As both an American and a Christian, I can understand love for one's country and respect for her laws. I can even understand the desire for the secure feeling that comes with having strict immigration laws. But as Christians, we are bound to Scripture as well as the Constitution, and Scripture stands firm against both racism and xenophobia. There are a number of verses where God commanded Israel to not oppress foreigners, but the one I find most powerful is Leviticus 19:34, where God actually attaches his name to the command:
''The foreigner who resides with you must be to you like a native citizen among you; so you must love him as yourself, because you were foreigners in the land of Egypt. I am the LORD your God.''
Paul, in his epistle to the Galatian church, reminded believers that they were no longer to identify each other by nationality or social status:
''For in Christ Jesus you are all sons of God through faith. For all of you who were baptized into Christ have clothed yourselves with Christ. There is neither Jew nor Greek, there is neither slave nor free, there is neither male nor female -- for all of you are one in Christ Jesus. And if you belong to Christ, then you are Abraham's descendants, heirs according to the promise.''
When we look upon a fellow human being, we should not be making judgments based on their age, sex, race, ethnicity, or socio-economic status. When we see a young Hispanic man standing on a street corner, we should not immediately assume he is an illegal day-laborer waiting to steal jobs from Americans. Nor should we be making snide comments, jokes, or unwarranted stereotypes. If we look at people and immediately determine their earthly social and legal status instead of their eternal status, something is seriously wrong for we are seeing people and the world as man sees it, not as God sees it.

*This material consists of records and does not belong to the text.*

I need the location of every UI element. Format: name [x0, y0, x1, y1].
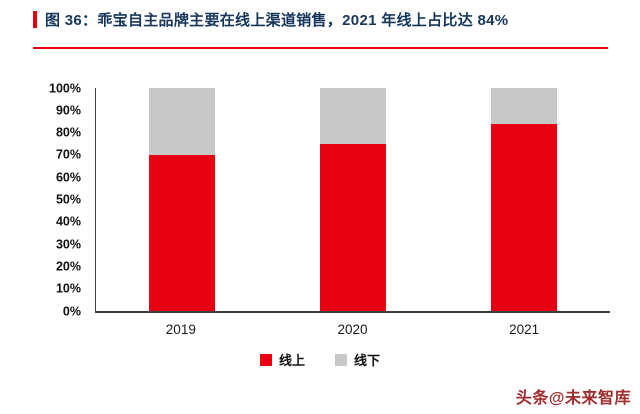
y-axis: 0% 10% 20% 30% 40% 50% 60% 70% 80% 90% 100% — [1, 82, 89, 317]
stacked-bar-2021 — [491, 88, 558, 311]
stacked-bar-2019 — [148, 88, 215, 311]
bar-segment-线上 — [148, 154, 215, 311]
bar-segment-线上 — [319, 143, 386, 311]
watermark: 头条@未来智库 — [515, 390, 631, 407]
plot-area: 0% 10% 20% 30% 40% 50% 60% 70% 80% 90% 100% — [49, 82, 610, 317]
x-axis-labels: 2019 2020 2021 — [95, 322, 610, 337]
legend-item-线下: 线下 — [335, 350, 380, 369]
legend-swatch — [335, 353, 347, 366]
legend-label: 线下 — [354, 353, 381, 368]
figure-title-row: 图 36：乖宝自主品牌主要在线上渠道销售，2021 年线上占比达 84% — [33, 9, 508, 30]
y-tick-label: 70% — [55, 147, 81, 162]
y-tick-label: 100% — [49, 80, 81, 95]
bar-segment-线下 — [148, 88, 215, 155]
y-tick-label: 20% — [55, 259, 81, 274]
bar-segment-线上 — [491, 123, 558, 311]
bar-segment-线下 — [491, 88, 558, 124]
legend-item-线上: 线上 — [259, 350, 305, 369]
y-tick-label: 0% — [62, 303, 81, 318]
y-tick-label: 40% — [55, 214, 81, 229]
stacked-bar-2020 — [319, 88, 386, 311]
x-axis-label: 2021 — [509, 322, 540, 337]
x-axis-label: 2020 — [337, 322, 368, 337]
bar-segment-线下 — [319, 88, 386, 144]
title-accent-bar — [33, 11, 37, 28]
y-tick-label: 80% — [55, 125, 81, 140]
title-underline — [33, 47, 608, 49]
legend-swatch — [259, 353, 272, 366]
y-tick-label: 50% — [55, 192, 81, 207]
chart-legend: 线上 线下 — [0, 350, 640, 369]
figure-title: 图 36：乖宝自主品牌主要在线上渠道销售，2021 年线上占比达 84% — [45, 12, 509, 29]
y-tick-label: 10% — [55, 281, 81, 296]
legend-label: 线上 — [278, 353, 305, 368]
y-tick-label: 30% — [55, 236, 81, 251]
bars-container — [96, 88, 610, 311]
y-tick-label: 90% — [55, 103, 81, 118]
y-tick-label: 60% — [55, 169, 81, 184]
x-axis-label: 2019 — [165, 322, 196, 337]
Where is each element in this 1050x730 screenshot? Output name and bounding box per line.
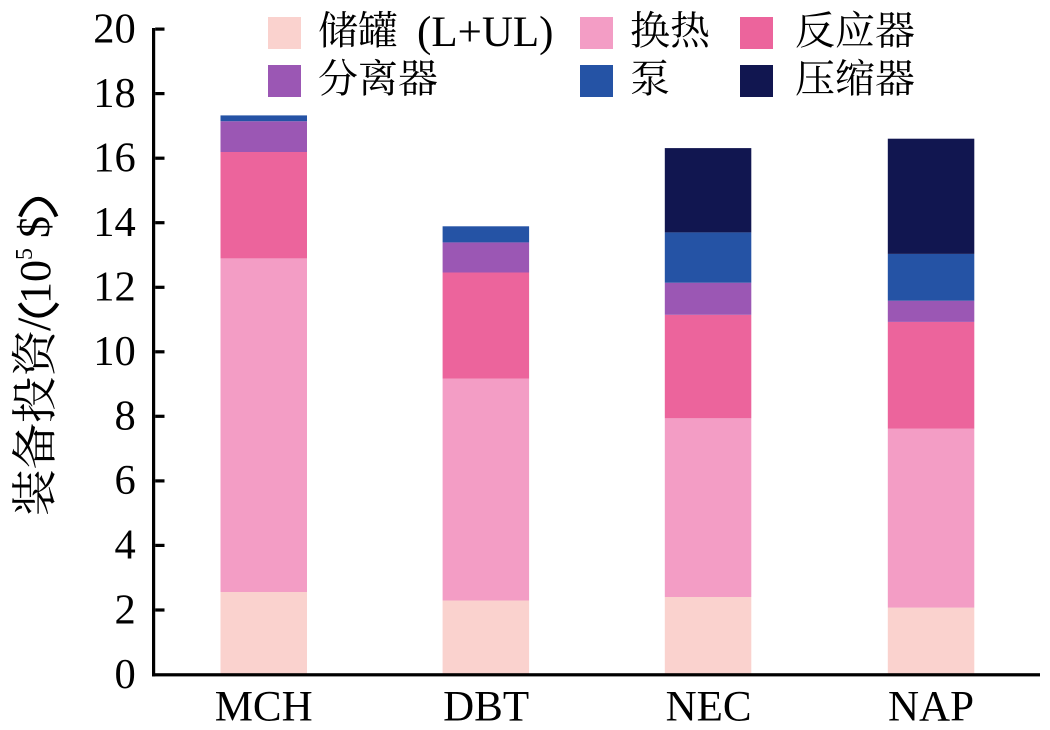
svg-text:16: 16 bbox=[93, 135, 136, 182]
svg-text:(L+UL): (L+UL) bbox=[417, 9, 553, 56]
svg-text:2: 2 bbox=[115, 586, 136, 633]
svg-text:NEC: NEC bbox=[666, 684, 752, 730]
svg-text:6: 6 bbox=[115, 457, 136, 504]
svg-text:0: 0 bbox=[115, 651, 136, 698]
svg-text:DBT: DBT bbox=[443, 684, 529, 730]
svg-text:8: 8 bbox=[115, 393, 136, 440]
svg-text:20: 20 bbox=[93, 5, 136, 52]
svg-text:NAP: NAP bbox=[888, 684, 974, 730]
svg-text:10: 10 bbox=[11, 260, 60, 304]
svg-text:18: 18 bbox=[93, 70, 136, 117]
svg-text:MCH: MCH bbox=[215, 684, 313, 730]
svg-text:12: 12 bbox=[93, 264, 136, 311]
svg-text:14: 14 bbox=[93, 199, 136, 246]
svg-text:$: $ bbox=[10, 216, 59, 238]
svg-text:/: / bbox=[8, 317, 61, 331]
svg-text:4: 4 bbox=[115, 522, 136, 569]
svg-text:10: 10 bbox=[93, 328, 136, 375]
svg-text:5: 5 bbox=[12, 248, 38, 260]
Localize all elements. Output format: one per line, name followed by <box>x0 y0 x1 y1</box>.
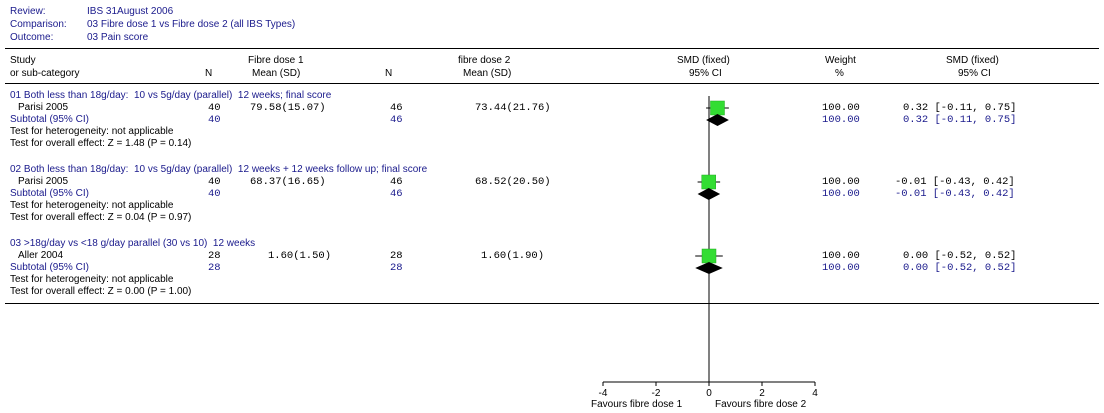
study-n1: 40 <box>208 102 221 114</box>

The Church should be the one place in America where the immigrant always feels safe and welcomed, but this is too often not the case. As 2007 comes to an end, and we embark on a new year, may the Church do a better job accepting the foreigner as a native-born citizen. As Pope John Paul II said on World Migration Day in 1995:
The Church acts in continuity with Christ's mission. In particular, she asks herself how to meet the needs, while respecting the law of those persons who are not allowed to remain in a national territory. She also asks what the right to emigrate is worth without the corresponding right to immigrate. She tackles the problem of how to involve in this work of solidarity those Christian communities frequently infected by a public opinion that is often hostile to immigrants.... ''I was a stranger and you welcomed me'' (Mt 25:35). It is the Church's task not only to present constantly the Lord's teaching of faith but also to indicate its appropriate application to the various situations which the changing times continue to create. Today the illegal migrant comes before us like that ''stranger'' in whom Jesus asks to be recognized. To welcome him and to show him solidarity is a duty of hospitality and fidelity to Christian identity itself.